1) Choose pre-built or custom, 2) Name the policy, 3) Select locations, 4) Define policy settings, 5) Choose the policy mode (Test or Enforce).

Question 11

What is the difference between Test Mode and Enforce Mode?

Answer 11

In Test Mode, policy breaches are logged but no actions are enforced. In Enforce Mode, actual actions (e.g., block or notify) are taken when breaches occur.

Question 12

What is the purpose of the Rule Editor in DLP?

Answer 12

The Rule Editor allows the creation of custom rules, with conditions, actions, and exceptions.

Question 13

What are the default rules in DLP based on?

Answer 13

Default rules are usually set to detect low-volume breaches (e.g., 1-2 policy breaches trigger a warning) and high-volume breaches (e.g., 100+ SITs shared externally trigger a security breach alert).

Question 14

What factors influence the conditions in a DLP rule?

Answer 14

Conditions depend on the locations being monitored (e.g., different conditions for email vs endpoints).

Question 15

What types of actions can DLP policies enforce?

Answer 15

Actions can include blocking, restricting, notifying users, or triggering DLP alerts.

Question 16

What is the Override feature in DLP actions?

Answer 16

It allows users to override restrictions if the rule breach is not severe, but they must justify their actions.

Question 17

What are the actions specific to Endpoint DLP?

Answer 17

Endpoint DLP can restrict file activities like copying, saving, or printing sensitive data on devices that have been onboarded.

Question 18

What must be done before devices can be monitored with Endpoint DLP?

Answer 18

Devices need to be onboarded into Microsoft Defender for Endpoint.

Question 19

Where can you configure DLP alerts in a policy?

Answer 19

In the Incident Reports section of each policy rule.

Question 20

How can DLP alerts be customized?

Answer 20

Alerts can be set to different severity levels and configured to be sent to specific recipients.

Question 21

What information does a DLP alert typically contain?

Answer 21

DLP alerts include details such as the rule breached, the sensitive data involved, and the user who triggered the alert.

Question 22

How should DLP alerts be handled in the Compliance Portal?

Answer 22

Alerts should be reviewed, and appropriate actions (e.g., resolving or escalating) should be taken to mitigate the risk.

Question 23

What are false positives in DLP, and why are they problematic?

Answer 23

False positives occur when a policy breach is triggered by non-sensitive data.

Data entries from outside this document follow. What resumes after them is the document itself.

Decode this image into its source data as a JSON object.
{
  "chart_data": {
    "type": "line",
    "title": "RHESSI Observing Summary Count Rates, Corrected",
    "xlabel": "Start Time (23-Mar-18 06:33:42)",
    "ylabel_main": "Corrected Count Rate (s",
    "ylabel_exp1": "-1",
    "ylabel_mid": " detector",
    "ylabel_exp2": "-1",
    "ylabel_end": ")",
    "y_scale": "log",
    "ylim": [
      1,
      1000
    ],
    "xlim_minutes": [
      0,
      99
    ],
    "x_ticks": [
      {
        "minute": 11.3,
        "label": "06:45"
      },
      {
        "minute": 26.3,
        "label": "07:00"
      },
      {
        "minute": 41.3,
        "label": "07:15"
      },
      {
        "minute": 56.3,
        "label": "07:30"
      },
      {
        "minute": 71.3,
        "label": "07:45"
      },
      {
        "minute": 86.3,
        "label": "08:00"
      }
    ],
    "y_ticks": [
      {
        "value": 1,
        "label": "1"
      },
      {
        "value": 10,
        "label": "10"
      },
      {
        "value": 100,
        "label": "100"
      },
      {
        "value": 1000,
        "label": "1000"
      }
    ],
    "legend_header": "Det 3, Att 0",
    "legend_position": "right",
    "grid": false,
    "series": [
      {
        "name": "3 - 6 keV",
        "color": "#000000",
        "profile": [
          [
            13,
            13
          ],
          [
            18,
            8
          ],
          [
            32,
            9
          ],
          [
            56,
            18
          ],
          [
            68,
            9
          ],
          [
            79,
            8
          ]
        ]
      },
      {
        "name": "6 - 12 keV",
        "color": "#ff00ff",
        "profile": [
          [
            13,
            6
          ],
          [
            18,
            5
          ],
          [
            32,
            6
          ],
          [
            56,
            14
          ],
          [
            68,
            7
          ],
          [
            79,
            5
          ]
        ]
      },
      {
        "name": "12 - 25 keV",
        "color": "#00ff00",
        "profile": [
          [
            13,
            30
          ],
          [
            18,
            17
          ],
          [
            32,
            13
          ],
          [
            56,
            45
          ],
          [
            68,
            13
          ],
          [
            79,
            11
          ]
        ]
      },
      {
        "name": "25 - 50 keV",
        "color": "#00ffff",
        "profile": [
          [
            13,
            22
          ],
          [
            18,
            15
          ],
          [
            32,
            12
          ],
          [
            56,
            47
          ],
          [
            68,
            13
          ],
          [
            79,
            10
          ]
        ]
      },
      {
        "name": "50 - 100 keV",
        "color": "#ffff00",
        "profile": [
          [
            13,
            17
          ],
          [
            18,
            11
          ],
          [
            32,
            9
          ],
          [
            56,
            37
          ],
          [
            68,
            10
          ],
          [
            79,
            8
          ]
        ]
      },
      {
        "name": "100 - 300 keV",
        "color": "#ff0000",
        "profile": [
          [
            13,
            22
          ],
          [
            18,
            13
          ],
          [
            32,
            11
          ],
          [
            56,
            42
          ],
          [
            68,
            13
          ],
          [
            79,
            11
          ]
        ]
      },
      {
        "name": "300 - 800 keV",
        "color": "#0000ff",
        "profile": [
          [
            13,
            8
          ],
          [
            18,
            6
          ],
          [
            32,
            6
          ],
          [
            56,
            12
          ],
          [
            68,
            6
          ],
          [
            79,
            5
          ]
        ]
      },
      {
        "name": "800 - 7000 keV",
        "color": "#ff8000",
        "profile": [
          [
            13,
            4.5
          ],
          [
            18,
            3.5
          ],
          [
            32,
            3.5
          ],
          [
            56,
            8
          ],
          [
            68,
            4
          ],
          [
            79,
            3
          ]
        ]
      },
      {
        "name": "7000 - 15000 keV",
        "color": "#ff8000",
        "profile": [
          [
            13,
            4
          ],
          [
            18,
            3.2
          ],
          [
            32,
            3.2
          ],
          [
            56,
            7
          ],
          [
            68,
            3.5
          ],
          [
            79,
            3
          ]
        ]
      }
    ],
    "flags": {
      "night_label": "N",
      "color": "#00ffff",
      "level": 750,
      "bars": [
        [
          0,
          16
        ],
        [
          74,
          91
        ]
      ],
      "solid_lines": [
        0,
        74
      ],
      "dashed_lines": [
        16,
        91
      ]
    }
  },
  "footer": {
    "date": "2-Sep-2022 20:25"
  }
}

They clutter the alert dashboard, reduce trust in the system, and cause users to ignore policy tips.

Question 24

What are false negatives in DLP, and why are they critical?

Answer 24

False negatives happen when a real breach does not trigger an alert, leading to undetected data leaks, which can result in severe consequences.

Question 25

Why is policy tuning important in DLP?

Answer 25

Tuning policies helps reduce false positives and false negatives, ensuring that DLP accurately detects and mitigates real risks.

Question 26

How does DLP integrate with other Microsoft Purview tools?

Answer 26

DLP integrates with tools like Insider Risk Management and Microsoft Defender to provide a comprehensive data protection strategy.

Question 27

What role do DLP reports play in managing data protection?

Answer 27

DLP reports provide insights into policy effectiveness, data protection trends, and allow admins to monitor and adjust policies for better outcomes.